"Witherward" präsentiert Indie-Folk in Wermelskirchen

Witherward gastiert im Haus Eifgen : Sympathischer Indie-Folk von „Witherward“ im Haus Eifgen

Da hatte sich die Kulturinitiative im Haus Eifgen mal wieder ein wirklich feines Schmankerl ausgesucht.

Von Wolfgang Weitzdörfer
Wermelskirchen Ashley Norton und Edward Williams alias „Witherward“ sind am Freitagabend den weiten Weg aus Nashville/Tennessee nach Wermelskirchen gekommen und haben eine ganze Menge an großartigen Songs im Gepäck. Total egal, dass da keine 20 Leute im Publikum sitzen, denn seit wann entscheidet die Masse über die Klasse? Und genauso egal, dass die Musik des Duos eher leise bis zurückhaltend daherkommt. Denn seit wann muss die Lautstärke sagen: Ja, heute war es ein toller Abend. Beide Antworten lauten: gar nicht. Sind es nicht der große Johnny Cash und der noch größere Leonard Cohen gewesen, die mit Zurückhaltung am meisten erreicht haben? Ohne das Duo jetzt direkt auf eine Stufe mit diesen Musik-Giganten heben zu wollen – es ist aber schon sehr eindrucksvoll, welch tolle Musik die zwei sympathischen Musiker so ganz ohne großes Brimborium und nur mit Gesang und Gitarren erschaffen.

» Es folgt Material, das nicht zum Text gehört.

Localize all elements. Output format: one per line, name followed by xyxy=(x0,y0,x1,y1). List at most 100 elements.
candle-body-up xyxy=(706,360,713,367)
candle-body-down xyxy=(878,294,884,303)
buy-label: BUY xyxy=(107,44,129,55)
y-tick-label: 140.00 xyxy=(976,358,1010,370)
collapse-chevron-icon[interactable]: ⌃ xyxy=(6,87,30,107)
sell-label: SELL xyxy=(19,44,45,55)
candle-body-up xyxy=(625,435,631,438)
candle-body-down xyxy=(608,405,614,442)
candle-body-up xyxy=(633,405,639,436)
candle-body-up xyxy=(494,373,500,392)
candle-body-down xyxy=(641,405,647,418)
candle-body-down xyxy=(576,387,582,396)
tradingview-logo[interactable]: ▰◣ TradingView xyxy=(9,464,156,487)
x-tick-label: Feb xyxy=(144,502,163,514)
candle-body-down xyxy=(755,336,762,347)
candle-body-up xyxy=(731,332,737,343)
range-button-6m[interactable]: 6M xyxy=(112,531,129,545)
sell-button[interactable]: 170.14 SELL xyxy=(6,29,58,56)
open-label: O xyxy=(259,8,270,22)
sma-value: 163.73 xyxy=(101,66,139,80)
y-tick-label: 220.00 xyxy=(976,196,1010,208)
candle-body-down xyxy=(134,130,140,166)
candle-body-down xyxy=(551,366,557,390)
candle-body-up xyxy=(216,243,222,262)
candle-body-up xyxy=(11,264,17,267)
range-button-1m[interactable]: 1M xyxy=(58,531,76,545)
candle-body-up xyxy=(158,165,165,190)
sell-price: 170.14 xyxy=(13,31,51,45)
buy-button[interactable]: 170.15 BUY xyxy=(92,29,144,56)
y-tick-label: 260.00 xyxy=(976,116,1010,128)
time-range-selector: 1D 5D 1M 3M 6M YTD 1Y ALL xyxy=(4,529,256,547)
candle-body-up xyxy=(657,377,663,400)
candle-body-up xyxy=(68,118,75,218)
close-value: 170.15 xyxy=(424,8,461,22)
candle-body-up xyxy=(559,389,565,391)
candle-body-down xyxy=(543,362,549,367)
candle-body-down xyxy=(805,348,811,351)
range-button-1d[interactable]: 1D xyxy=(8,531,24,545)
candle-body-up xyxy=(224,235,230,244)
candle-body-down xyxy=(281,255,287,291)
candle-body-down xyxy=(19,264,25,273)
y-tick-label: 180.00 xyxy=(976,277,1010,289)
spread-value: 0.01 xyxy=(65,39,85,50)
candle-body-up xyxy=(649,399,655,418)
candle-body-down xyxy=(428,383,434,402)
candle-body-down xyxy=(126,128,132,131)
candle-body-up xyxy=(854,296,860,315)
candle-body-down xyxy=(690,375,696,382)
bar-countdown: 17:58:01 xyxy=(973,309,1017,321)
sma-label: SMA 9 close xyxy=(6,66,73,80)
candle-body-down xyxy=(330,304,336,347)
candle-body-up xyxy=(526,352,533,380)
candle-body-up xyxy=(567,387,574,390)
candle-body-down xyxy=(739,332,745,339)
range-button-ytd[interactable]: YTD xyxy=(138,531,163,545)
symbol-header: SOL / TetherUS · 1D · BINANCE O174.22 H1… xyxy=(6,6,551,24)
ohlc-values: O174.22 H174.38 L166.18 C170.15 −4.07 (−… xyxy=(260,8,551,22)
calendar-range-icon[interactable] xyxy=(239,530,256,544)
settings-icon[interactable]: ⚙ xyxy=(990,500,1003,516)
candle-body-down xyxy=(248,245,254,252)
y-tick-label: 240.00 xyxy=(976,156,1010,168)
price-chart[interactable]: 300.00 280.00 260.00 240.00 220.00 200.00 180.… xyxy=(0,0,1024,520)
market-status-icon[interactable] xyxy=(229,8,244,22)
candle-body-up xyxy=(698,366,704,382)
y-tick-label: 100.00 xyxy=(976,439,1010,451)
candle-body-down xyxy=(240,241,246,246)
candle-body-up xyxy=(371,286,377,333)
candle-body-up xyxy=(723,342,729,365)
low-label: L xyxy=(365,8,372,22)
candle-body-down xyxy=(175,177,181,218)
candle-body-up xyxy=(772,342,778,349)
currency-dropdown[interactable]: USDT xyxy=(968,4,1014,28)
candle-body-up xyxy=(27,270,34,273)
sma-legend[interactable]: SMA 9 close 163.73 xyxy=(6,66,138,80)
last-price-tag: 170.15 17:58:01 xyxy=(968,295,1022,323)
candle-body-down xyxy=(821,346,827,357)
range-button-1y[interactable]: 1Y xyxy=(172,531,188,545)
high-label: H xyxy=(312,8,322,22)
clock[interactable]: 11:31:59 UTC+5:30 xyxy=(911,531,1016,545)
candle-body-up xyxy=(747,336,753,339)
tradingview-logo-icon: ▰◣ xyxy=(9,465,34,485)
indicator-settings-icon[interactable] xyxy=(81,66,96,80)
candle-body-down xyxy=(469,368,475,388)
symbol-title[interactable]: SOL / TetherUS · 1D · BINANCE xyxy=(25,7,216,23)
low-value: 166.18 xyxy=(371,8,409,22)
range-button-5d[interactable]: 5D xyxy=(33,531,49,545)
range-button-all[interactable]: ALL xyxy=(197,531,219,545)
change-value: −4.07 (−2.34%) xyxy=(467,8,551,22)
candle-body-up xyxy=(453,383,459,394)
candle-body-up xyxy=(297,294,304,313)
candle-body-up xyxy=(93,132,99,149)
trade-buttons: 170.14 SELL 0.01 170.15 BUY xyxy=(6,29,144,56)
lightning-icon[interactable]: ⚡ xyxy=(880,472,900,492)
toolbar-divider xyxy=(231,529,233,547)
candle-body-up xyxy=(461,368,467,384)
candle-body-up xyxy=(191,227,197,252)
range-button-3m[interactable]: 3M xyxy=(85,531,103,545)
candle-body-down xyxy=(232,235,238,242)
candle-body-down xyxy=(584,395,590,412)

Abgesehen davon, dass Norton und Williams herzliche, lebensfrohe und unkomplizierte Menschen sind, die in der Pause und nach dem Konzert den Kontakt zu ihrem Publikum suchen, sind die beiden auch begnadete Songwriter, die mit Songs wie dem unfassbar eingängigen „Haunted By Me“ eine großartige Mischung aus Country, Folk und Pop erschaffen. Dazu kommt, dass beide hervorragende Stimmen haben, die sich zudem sehr gut ergänzen. Nortons warmes Timbre erinnert dabei immer wieder ein wenig an die große Joan Baez, Williams hat ebenfalls eine eher dunkel geprägte Stimmlage, die bei Lieder wie „Fortune Favors“ oder „Burn The Roses“ eine tolle Ergänzung zu seiner Gesangspartnerin ergibt.

Es ist tatsächlich ein wenig schade, dass nicht mehr Publikum ins Haus Eifgen gekommen ist, um dieses Konzert der Extraklasse erleben zu können. Es mag den vielen anderen Veranstaltungen an diesem Wochenende geschuldet sein, allerdings dürfen sich die Anwesenden besonders freuen, das Duo aus Nashville/Tennessee gesehen zu haben. Die 20 Songs, die „Witherward“ präsentieren, wissen allesamt zu gefallen, ebenso die Unbekümmertheit und die Spielfreude des Duos, das ganz offensichtlich nicht nur musikalisch harmoniert, sondern auch ansonsten gut befreundet ist. Es macht einfach Spaß, den beiden zuzusehen und zuzuhören, wenn sie eigenes Material wie „Are You There“ oder „Vagabond Road“ ebenso gekonnt präsentieren wie die beiden Cover-Songs „Mrs. Robinson“ oder „The Boxer“ von Simon & Garfunkel.

Und dann spielt es gar keine Rolle, dass man sich im eher intimen Rahmen befindet. Dann geht es nämlich um die Musik, in die man sich ganz vortrefflich fallen lassen kann, wenn man etwa die Augen schließt und einfach nur genießt. Oder wenn man den Blick durchs Haus Eifgen schweifen lässt, während ein Ohrenschmeichler wie „Nephew“, das hervorragende „The Dragon“ oder das mit seiner schönen Melodie direkt ins Ohr gehende „Razor“ erklingen. Und dabei ertappt man sich bei einem etwas kuriosen Gedanken: Die beiden Musiker wirken beinahe ein wenig so, als gehörten sie zur Einrichtung. Wie sie da auf der Bühne stehen, musizieren, lächelnd und leidenschaftlich, da kann man sich durchaus vorstellen, dass man die beiden Amerikaner beim nächsten Besuch im Haus Eifgen wieder genau so dort stehen sehen wird. Dann aber bitte vor größerem Publikum!